# Prepping / Emergency Preparedness > Bags, Kits and Vehicles >  "Q"-Tips & Vaseline.......???

## Sourdough

Seems like every time I go to town I buy two more of those water-proof match containers. So in the course of transitioning from winter packs to summer packs, I found about 15 of those things, and about 1/2 had the whistle & compass.

So I figured to turn the whistle ones into cotton ball/Vaseline containers. But I could not find my cotton ball inventory, so I cut about 60 Q-tips in half rolled them in Vaseline and packed them into the water-proof match containers.

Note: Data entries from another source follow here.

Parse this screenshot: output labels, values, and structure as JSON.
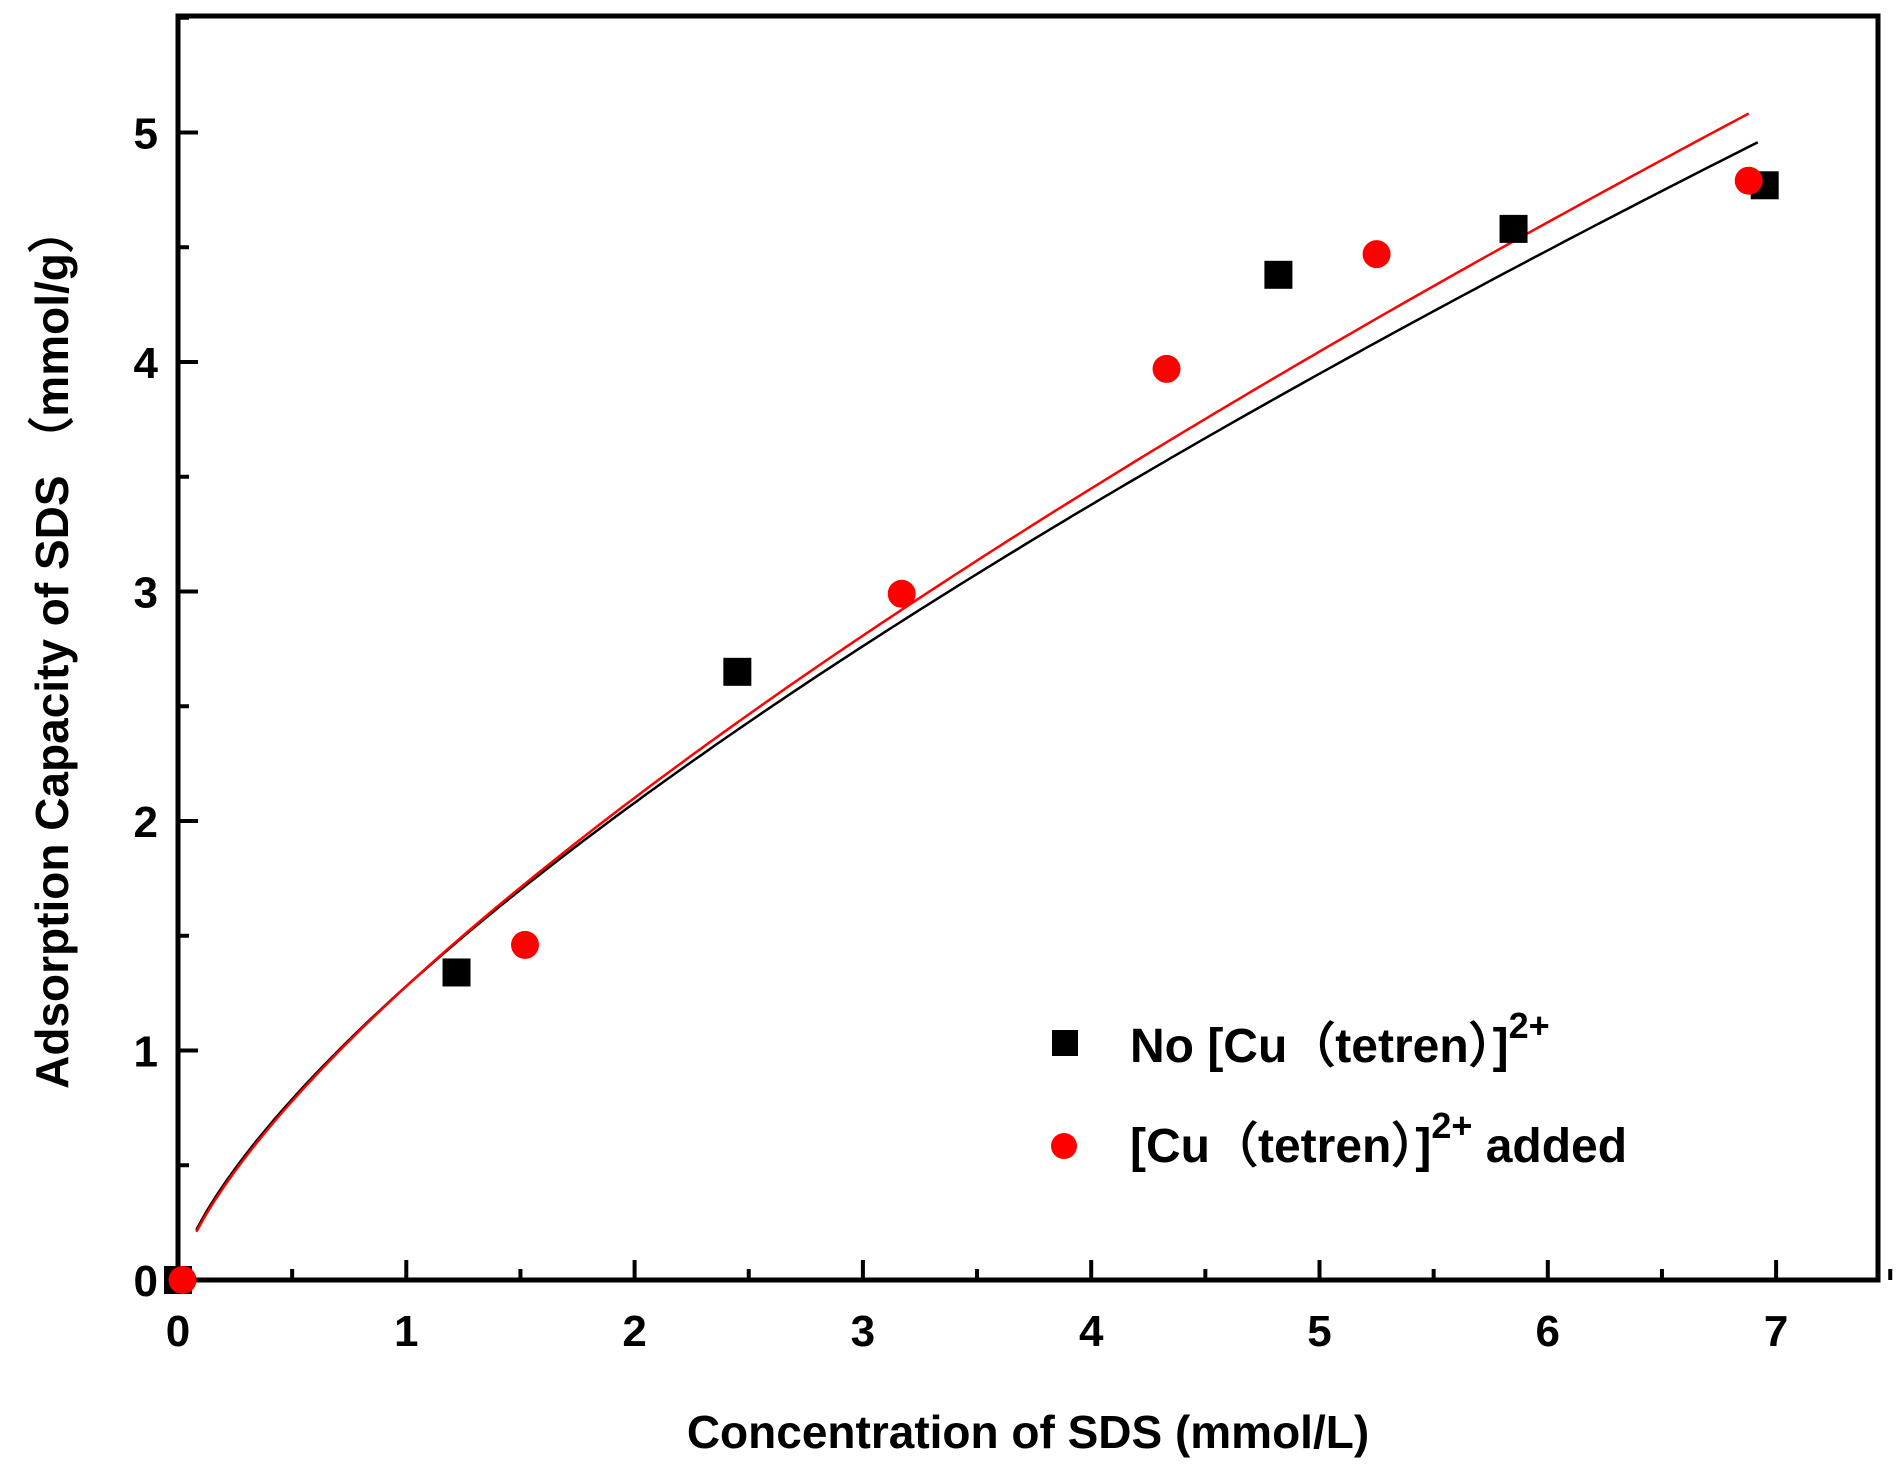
{
  "chart_data": {
    "type": "scatter",
    "title": "",
    "xlabel": "Concentration of SDS (mmol/L)",
    "ylabel": "Adsorption Capacity of SDS （mmol/g）",
    "xlim": [
      0,
      7.5
    ],
    "ylim": [
      0,
      5.5
    ],
    "xticks": [
      0,
      1,
      2,
      3,
      4,
      5,
      6,
      7
    ],
    "yticks": [
      0,
      1,
      2,
      3,
      4,
      5
    ],
    "xtick_labels": [
      "0",
      "1",
      "2",
      "3",
      "4",
      "5",
      "6",
      "7"
    ],
    "ytick_labels": [
      "0",
      "1",
      "2",
      "3",
      "4",
      "5"
    ],
    "legend_position": "bottom-right",
    "series": [
      {
        "name": "No [Cu（tetren）]2+",
        "legend_main": "No [Cu（tetren）]",
        "legend_sup": "2+",
        "legend_suffix": "",
        "marker": "square",
        "color": "#000000",
        "points": [
          [
            0.0,
            0.0
          ],
          [
            1.22,
            1.34
          ],
          [
            2.45,
            2.65
          ],
          [
            4.82,
            4.38
          ],
          [
            5.85,
            4.58
          ],
          [
            6.95,
            4.77
          ]
        ],
        "fit": {
          "model": "power",
          "a": 1.28,
          "b": 0.7,
          "x_range": [
            0.08,
            6.92
          ]
        }
      },
      {
        "name": "[Cu（tetren）]2+ added",
        "legend_main": "[Cu（tetren）]",
        "legend_sup": "2+",
        "legend_suffix": " added",
        "marker": "circle",
        "color": "#ff0000",
        "points": [
          [
            0.02,
            0.0
          ],
          [
            1.52,
            1.46
          ],
          [
            3.17,
            2.99
          ],
          [
            4.33,
            3.97
          ],
          [
            5.25,
            4.47
          ],
          [
            6.88,
            4.79
          ]
        ],
        "fit": {
          "model": "power",
          "a": 1.28,
          "b": 0.715,
          "x_range": [
            0.08,
            6.88
          ]
        }
      }
    ]
  }
}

It is a warm 53* above today so I am also stuffing the winter packs full of arctic clothing for storage, and re-painting the winter packs with two fresh coats of Gloss White. Which also acts as water-proofing.

----------


## crashdive123

If you use a lighter (or other flame) on the q-tips they should work fine.  Depending on how much Vaseline you put on them, it may be difficult to fluff them up enough to catch a spark.  Best to try it before you need it.

----------


## Sourdough

Good advise, each pack has several lighters, and several water-proof match containers, with self striking matches. I am phobic about being cold.

----------


## crashdive123

Me too.  Thinking about those nasty winters we have just gives me the shivers.

----------


## Rick

The Q Tip "sticks" are rolled paper so they should work great as kindling. Try kindling can sometimes be hard to find.

----------


## EdD270

Good idea, sourdough. Nice to find a use for things you wouldn't ordinarily carry.
I just put extra bandaids in my kit, and put a little lip balm on the cotton pad, then stick them to the tinder for a fire starter. Could carry some pj in a small tube or bottle, I guess. Sometimes I use hand sanitizer on the bandaids, it burns, too. If you use the fabric bandaids they burn very well. The plastic ones melt, but eventually burn.

----------